O principal fator por trás desse cenário é positivo: a atividade econômica deve se recuperar e impulsionar importações neste ano e no próximo. Especialistas acompanham, no entanto, o comportamento das exportações, que deve ser ainda fraco neste ano, e alertam para os riscos causados pelas incertezas na economia global.

A balança comercial responde pela maior parte do comportamento das transações correntes, compostas ainda por remessas de lucros ao exterior e o saldo de gastos com turismo.

Em 2019, a diferença entre exportações e importações fechou em US$ 46,6 bilhões, menor valor em quatro anos, puxada principalmente pela queda das vendas para o exterior. De acordo com analistas, os dados já eram esperados, considerando o ritmo fraco da economia mundial. O cenário deve se manter, com a diferença de que as importações brasileiros — que também recuaram em 2019 — devem avançar e pressionar ainda mais o número para baixo.

— O principal fator para a projeção de alta moderada do déficit em conta corrente é a aceleração da demanda doméstica. Isso vai levar a um maior volume de importação e a uma pequena erosão do superávit comercial — avalia Alberto Ramos, economista-chefe para América Latina do banco Goldman Sachs.

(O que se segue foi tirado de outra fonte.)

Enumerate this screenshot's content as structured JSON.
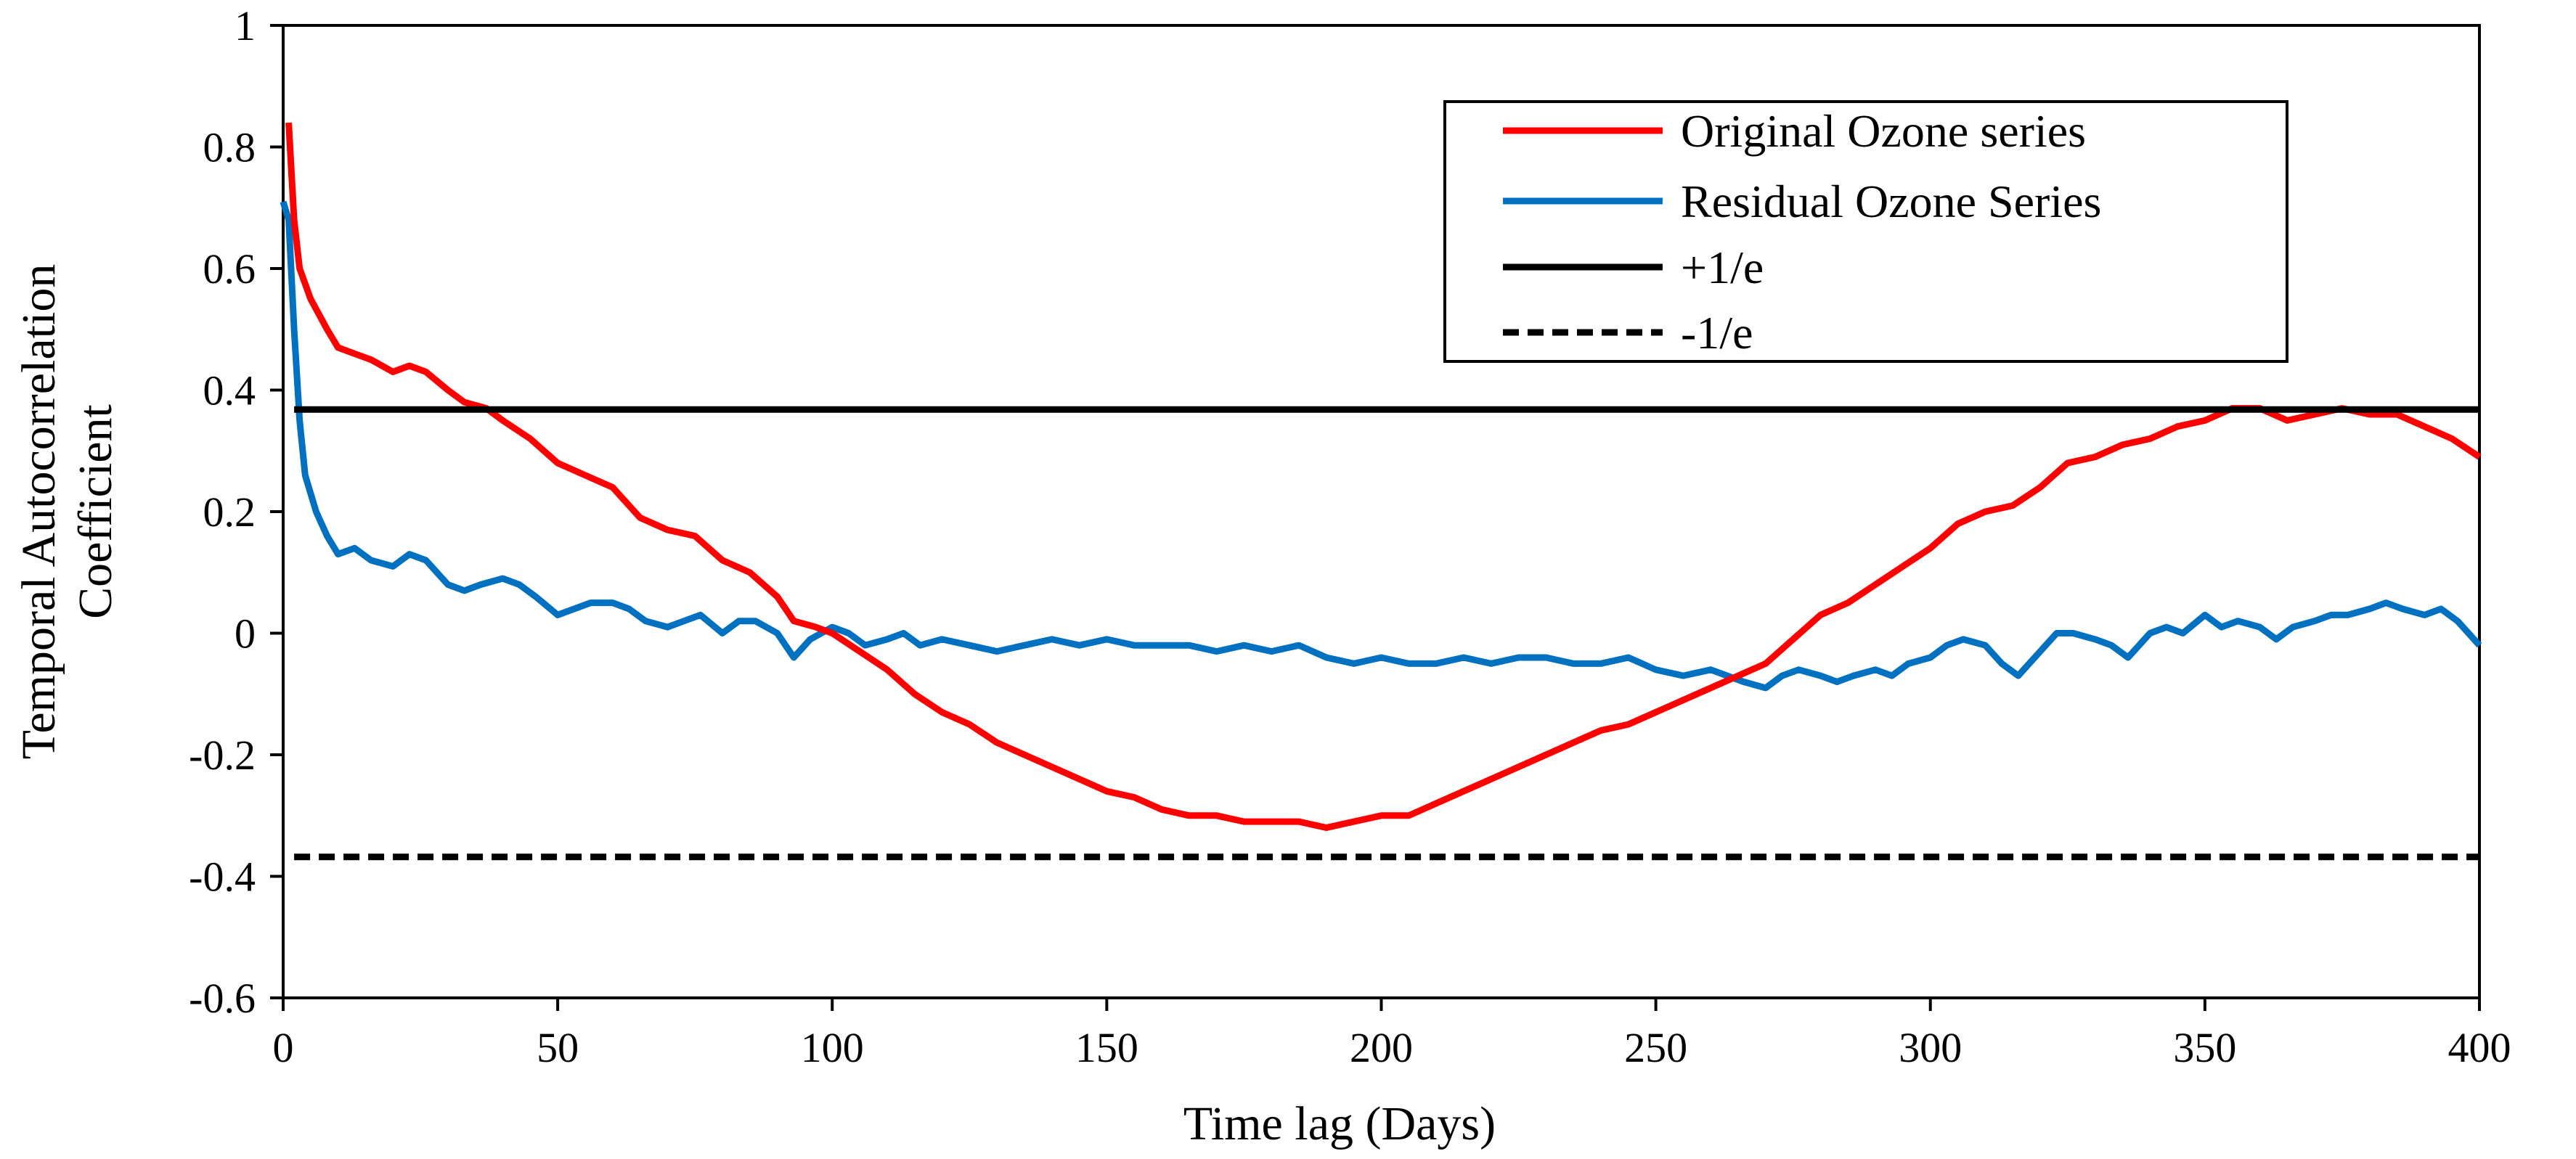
{
  "chart_data": {
    "type": "line",
    "title": "",
    "xlabel": "Time lag (Days)",
    "ylabel_lines": [
      "Temporal Autocorrelation",
      "Coefficient"
    ],
    "xlim": [
      0,
      400
    ],
    "ylim": [
      -0.6,
      1
    ],
    "xticks": [
      0,
      50,
      100,
      150,
      200,
      250,
      300,
      350,
      400
    ],
    "xtick_labels": [
      "0",
      "50",
      "100",
      "150",
      "200",
      "250",
      "300",
      "350",
      "400"
    ],
    "yticks": [
      -0.6,
      -0.4,
      -0.2,
      0,
      0.2,
      0.4,
      0.6,
      0.8,
      1
    ],
    "ytick_labels": [
      "-0.6",
      "-0.4",
      "-0.2",
      "0",
      "0.2",
      "0.4",
      "0.6",
      "0.8",
      "1"
    ],
    "grid": false,
    "legend_position": "top-right",
    "series": [
      {
        "name": "Original Ozone series",
        "color": "#ff0000",
        "style": "solid",
        "points": [
          [
            1,
            0.84
          ],
          [
            2,
            0.68
          ],
          [
            3,
            0.6
          ],
          [
            5,
            0.55
          ],
          [
            8,
            0.5
          ],
          [
            10,
            0.47
          ],
          [
            13,
            0.46
          ],
          [
            16,
            0.45
          ],
          [
            20,
            0.43
          ],
          [
            23,
            0.44
          ],
          [
            26,
            0.43
          ],
          [
            30,
            0.4
          ],
          [
            33,
            0.38
          ],
          [
            37,
            0.37
          ],
          [
            40,
            0.35
          ],
          [
            45,
            0.32
          ],
          [
            50,
            0.28
          ],
          [
            55,
            0.26
          ],
          [
            60,
            0.24
          ],
          [
            65,
            0.19
          ],
          [
            70,
            0.17
          ],
          [
            75,
            0.16
          ],
          [
            80,
            0.12
          ],
          [
            85,
            0.1
          ],
          [
            90,
            0.06
          ],
          [
            93,
            0.02
          ],
          [
            97,
            0.01
          ],
          [
            100,
            0.0
          ],
          [
            105,
            -0.03
          ],
          [
            110,
            -0.06
          ],
          [
            115,
            -0.1
          ],
          [
            120,
            -0.13
          ],
          [
            125,
            -0.15
          ],
          [
            130,
            -0.18
          ],
          [
            135,
            -0.2
          ],
          [
            140,
            -0.22
          ],
          [
            145,
            -0.24
          ],
          [
            150,
            -0.26
          ],
          [
            155,
            -0.27
          ],
          [
            160,
            -0.29
          ],
          [
            165,
            -0.3
          ],
          [
            170,
            -0.3
          ],
          [
            175,
            -0.31
          ],
          [
            180,
            -0.31
          ],
          [
            185,
            -0.31
          ],
          [
            190,
            -0.32
          ],
          [
            195,
            -0.31
          ],
          [
            200,
            -0.3
          ],
          [
            205,
            -0.3
          ],
          [
            210,
            -0.28
          ],
          [
            215,
            -0.26
          ],
          [
            220,
            -0.24
          ],
          [
            225,
            -0.22
          ],
          [
            230,
            -0.2
          ],
          [
            235,
            -0.18
          ],
          [
            240,
            -0.16
          ],
          [
            245,
            -0.15
          ],
          [
            250,
            -0.13
          ],
          [
            255,
            -0.11
          ],
          [
            260,
            -0.09
          ],
          [
            265,
            -0.07
          ],
          [
            270,
            -0.05
          ],
          [
            275,
            -0.01
          ],
          [
            280,
            0.03
          ],
          [
            285,
            0.05
          ],
          [
            290,
            0.08
          ],
          [
            295,
            0.11
          ],
          [
            300,
            0.14
          ],
          [
            305,
            0.18
          ],
          [
            310,
            0.2
          ],
          [
            315,
            0.21
          ],
          [
            320,
            0.24
          ],
          [
            325,
            0.28
          ],
          [
            330,
            0.29
          ],
          [
            335,
            0.31
          ],
          [
            340,
            0.32
          ],
          [
            345,
            0.34
          ],
          [
            350,
            0.35
          ],
          [
            355,
            0.37
          ],
          [
            360,
            0.37
          ],
          [
            365,
            0.35
          ],
          [
            370,
            0.36
          ],
          [
            375,
            0.37
          ],
          [
            380,
            0.36
          ],
          [
            385,
            0.36
          ],
          [
            390,
            0.34
          ],
          [
            395,
            0.32
          ],
          [
            400,
            0.29
          ]
        ]
      },
      {
        "name": "Residual Ozone Series",
        "color": "#0070c0",
        "style": "solid",
        "points": [
          [
            0,
            0.71
          ],
          [
            1,
            0.68
          ],
          [
            2,
            0.5
          ],
          [
            3,
            0.35
          ],
          [
            4,
            0.26
          ],
          [
            6,
            0.2
          ],
          [
            8,
            0.16
          ],
          [
            10,
            0.13
          ],
          [
            13,
            0.14
          ],
          [
            16,
            0.12
          ],
          [
            20,
            0.11
          ],
          [
            23,
            0.13
          ],
          [
            26,
            0.12
          ],
          [
            30,
            0.08
          ],
          [
            33,
            0.07
          ],
          [
            36,
            0.08
          ],
          [
            40,
            0.09
          ],
          [
            43,
            0.08
          ],
          [
            46,
            0.06
          ],
          [
            50,
            0.03
          ],
          [
            53,
            0.04
          ],
          [
            56,
            0.05
          ],
          [
            60,
            0.05
          ],
          [
            63,
            0.04
          ],
          [
            66,
            0.02
          ],
          [
            70,
            0.01
          ],
          [
            73,
            0.02
          ],
          [
            76,
            0.03
          ],
          [
            80,
            0.0
          ],
          [
            83,
            0.02
          ],
          [
            86,
            0.02
          ],
          [
            90,
            0.0
          ],
          [
            93,
            -0.04
          ],
          [
            96,
            -0.01
          ],
          [
            100,
            0.01
          ],
          [
            103,
            0.0
          ],
          [
            106,
            -0.02
          ],
          [
            110,
            -0.01
          ],
          [
            113,
            0.0
          ],
          [
            116,
            -0.02
          ],
          [
            120,
            -0.01
          ],
          [
            125,
            -0.02
          ],
          [
            130,
            -0.03
          ],
          [
            135,
            -0.02
          ],
          [
            140,
            -0.01
          ],
          [
            145,
            -0.02
          ],
          [
            150,
            -0.01
          ],
          [
            155,
            -0.02
          ],
          [
            160,
            -0.02
          ],
          [
            165,
            -0.02
          ],
          [
            170,
            -0.03
          ],
          [
            175,
            -0.02
          ],
          [
            180,
            -0.03
          ],
          [
            185,
            -0.02
          ],
          [
            190,
            -0.04
          ],
          [
            195,
            -0.05
          ],
          [
            200,
            -0.04
          ],
          [
            205,
            -0.05
          ],
          [
            210,
            -0.05
          ],
          [
            215,
            -0.04
          ],
          [
            220,
            -0.05
          ],
          [
            225,
            -0.04
          ],
          [
            230,
            -0.04
          ],
          [
            235,
            -0.05
          ],
          [
            240,
            -0.05
          ],
          [
            245,
            -0.04
          ],
          [
            250,
            -0.06
          ],
          [
            255,
            -0.07
          ],
          [
            260,
            -0.06
          ],
          [
            263,
            -0.07
          ],
          [
            266,
            -0.08
          ],
          [
            270,
            -0.09
          ],
          [
            273,
            -0.07
          ],
          [
            276,
            -0.06
          ],
          [
            280,
            -0.07
          ],
          [
            283,
            -0.08
          ],
          [
            286,
            -0.07
          ],
          [
            290,
            -0.06
          ],
          [
            293,
            -0.07
          ],
          [
            296,
            -0.05
          ],
          [
            300,
            -0.04
          ],
          [
            303,
            -0.02
          ],
          [
            306,
            -0.01
          ],
          [
            310,
            -0.02
          ],
          [
            313,
            -0.05
          ],
          [
            316,
            -0.07
          ],
          [
            320,
            -0.03
          ],
          [
            323,
            0.0
          ],
          [
            326,
            0.0
          ],
          [
            330,
            -0.01
          ],
          [
            333,
            -0.02
          ],
          [
            336,
            -0.04
          ],
          [
            340,
            0.0
          ],
          [
            343,
            0.01
          ],
          [
            346,
            0.0
          ],
          [
            350,
            0.03
          ],
          [
            353,
            0.01
          ],
          [
            356,
            0.02
          ],
          [
            360,
            0.01
          ],
          [
            363,
            -0.01
          ],
          [
            366,
            0.01
          ],
          [
            370,
            0.02
          ],
          [
            373,
            0.03
          ],
          [
            376,
            0.03
          ],
          [
            380,
            0.04
          ],
          [
            383,
            0.05
          ],
          [
            386,
            0.04
          ],
          [
            390,
            0.03
          ],
          [
            393,
            0.04
          ],
          [
            396,
            0.02
          ],
          [
            400,
            -0.02
          ]
        ]
      },
      {
        "name": "+1/e",
        "color": "#000000",
        "style": "solid",
        "points": [
          [
            2,
            0.368
          ],
          [
            400,
            0.368
          ]
        ]
      },
      {
        "name": "-1/e",
        "color": "#000000",
        "style": "dashed",
        "points": [
          [
            2,
            -0.368
          ],
          [
            400,
            -0.368
          ]
        ]
      }
    ]
  }
}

Saldos negativos nas contas externas não são necessariamente preocupantes para o Brasil, principalmente porque o nível de Investimento Estrangeiro Direto (IDP) no país é suficiente para cobrir a saída de recursos — para este ano, a expectativa é de entradas de US$ 80 bilhões.

Déficit dobrou
Os dados sobre o setor externo começaram a chamar mais a atenção de especialistas nos últimos meses por causa de duas revisões de dados do BC, que mostraram que o déficit de 2018 era mais que o dobro do anteriormente estimado. O número oficial passou de US$ 15 bilhões para US$ 41,5 bilhões, elevando, assim, também as projeções para os anos seguintes. Na semana passada, o BC divulgou que o fluxo de

Em artigo publicado na última semana do blog do Instituto Brasileiro de Economia da Fundação Getulio Vargas (Ibre/FGV), o economista Livio Ribeiro destaca como a revisão levou o mercado a olhar os números das contas externas com mais atenção: “Se estivéssemos crescendo a taxas mais elevadas, onde estaria o déficit em conta corrente? Ainda mais importante, haveria risco de financiamento?”, escreveu o pesquisador.

Ele conclui, no entanto, que esse risco não existe, mas as incertezas na economia mundial preocupam. “Em um mundo de abundante liquidez (dinheiro disponível) e juros baixos, não devemos observar problemas de financiamento externo. Convém lembrar, no entanto, que abundante liquidez não é garantia de ausência de volatilidade: o cenário externo, ainda que tenha melhorado recentemente, continua frágil e sujeito a solavancos eventuais”, completa.

Especialistas em comércio exterior já avisaram que não será agora que a balança comercial brasileira vai se recuperar. Após caírem 7,5% em 2019, as exportações só deverão reagir em 2021, por uma série de fatores.

Para o governo brasileiro, porém, mais importante do que ter superávits ou déficits na balança é a corrente de comércio (soma das vendas externas com as importações), que caiu quase 20% no ano passado.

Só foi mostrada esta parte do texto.